4.9. Employ effective priority setting processes
Ideas to achieve this raised during the evaluation include:

    •    Prioritise threats and species at a bioregion or landscape level.
    •    Prioritise our actions and determine which are more important, for example:
              o Pests versus Fencing
              o Fencing versus Grazing
              o Captive breeding versus land acquisition.
    •    Promote asset Risk Analysis.
    •    Promote a VEAC/LCC type process for setting priorities for private land use/conservation
         “cumulative planning”.
    •    Develop tools and mechanism for making choices across biodiversity.

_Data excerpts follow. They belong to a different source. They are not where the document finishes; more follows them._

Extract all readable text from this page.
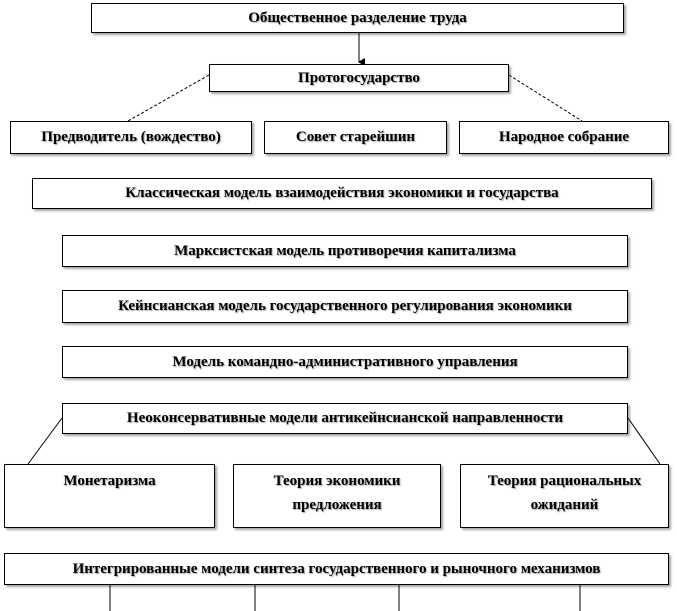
Общественное разделение труда
Протогосударство
Предводитель (вождество)	Совет старейшин	Народное собрание
Классическая модель взаимодействия экономики и государства
Марксистская модель противоречия капитализма
Кейнсианская модель государственного регулирования экономики
Модель командно-административного управления
Неоконсервативные модели антикейнсианской направленности
Монетаризма	Теория экономики предложения
Теория рациональных ожиданий
Интегрированные модели синтеза государственного и рыночного механизмов
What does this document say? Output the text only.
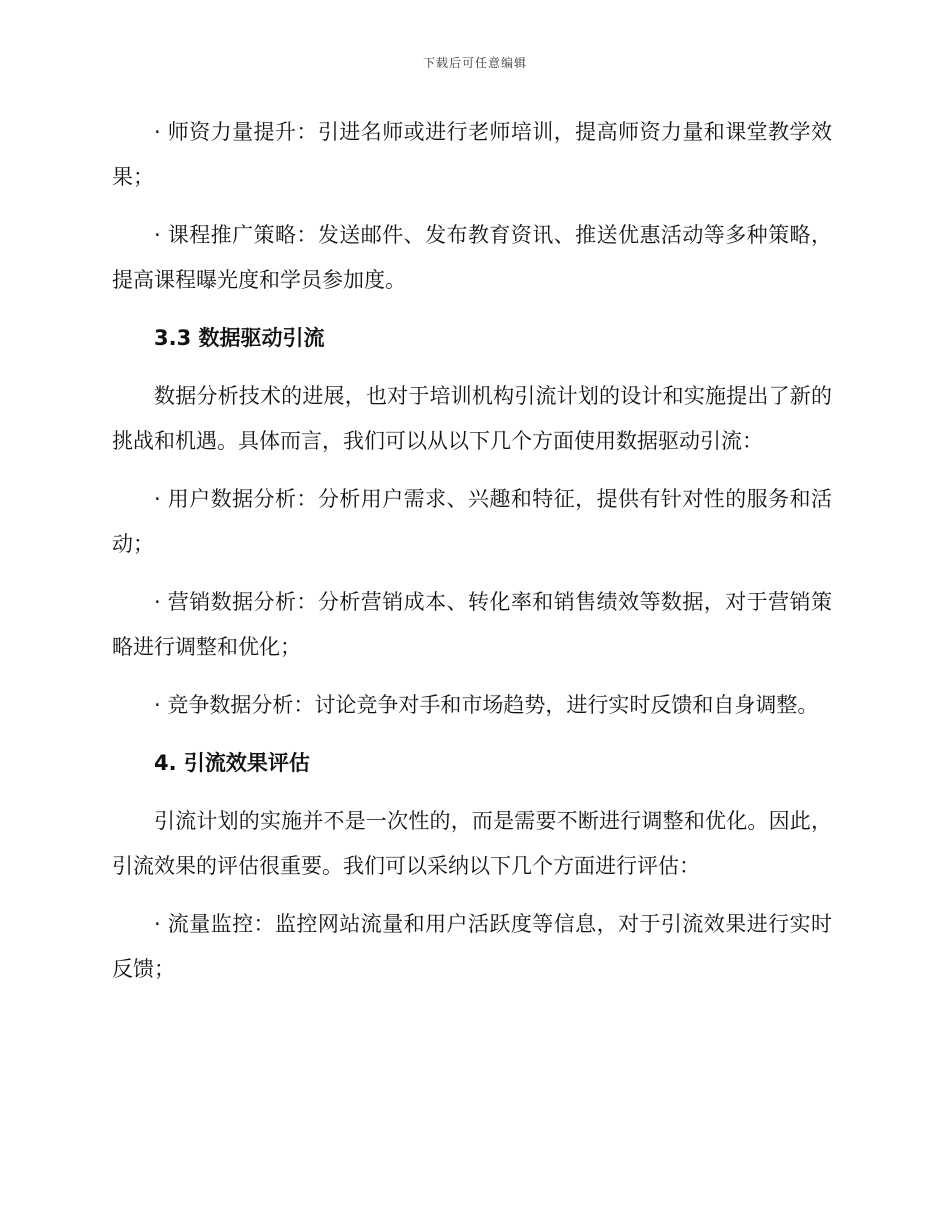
下载后可任意编辑

· 师资力量提升：引进名师或进行老师培训，提高师资力量和课堂教学效果；

· 课程推广策略：发送邮件、发布教育资讯、推送优惠活动等多种策略，提高课程曝光度和学员参加度。

3.3 数据驱动引流

数据分析技术的进展，也对于培训机构引流计划的设计和实施提出了新的挑战和机遇。具体而言，我们可以从以下几个方面使用数据驱动引流：

· 用户数据分析：分析用户需求、兴趣和特征，提供有针对性的服务和活动；

· 营销数据分析：分析营销成本、转化率和销售绩效等数据，对于营销策略进行调整和优化；

· 竞争数据分析：讨论竞争对手和市场趋势，进行实时反馈和自身调整。

4. 引流效果评估

引流计划的实施并不是一次性的，而是需要不断进行调整和优化。因此，引流效果的评估很重要。我们可以采纳以下几个方面进行评估：

· 流量监控：监控网站流量和用户活跃度等信息，对于引流效果进行实时反馈；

4.10. Invest in research, mapping and data integration
Ideas to achieve this raised during the evaluation include:

    •    Create an effective system for generating, storing and using relevant data – data integration!
    •    Develop a research strategy. Identification of research and knowledge gaps. Develop a priority
         list of where to target information gaps.
    •    Develop a framework around research into biodiversity and climate change impacts.
    •    Map all private land in Victoria to identify priorities for regeneration/restoration and incorporate
         in RCSs & Local Government Association plans.
    •    Including EVC modelling with climate change.
    •    Develop spatially explicit maps to identify priorities for production, conservation and
         restoration, for example scattered woodlands suitable for regeneration.
    •    Create new display data improved monitoring of biodiversity: long-term, bench marked (not just
         vegetation).
    •    Ensure data is accessible.
    •    Establish a baseline to assist in monitoring trends.
    •    Monitoring threats.
    •    Create a stock-take of what is happening at the CMA and local levels in terms of service
         delivery.

5. Arrangements to monitor, review and report on progress
Specific proposals to consider for this recommendation include:

    •    Develop an evaluation framework.
    •    Develop means to maintain a revised strategy as a “living document” (updated →
         regional/sectoral sections updated as pre requisite of all new relevant subsequent strategies
         and plans).
    •    Effective monitoring, evaluation, reporting and improvement frameworks, using existing
         systems where possible.
    •    Ensure high-level transparency and accountability for implementation of the revised strategy.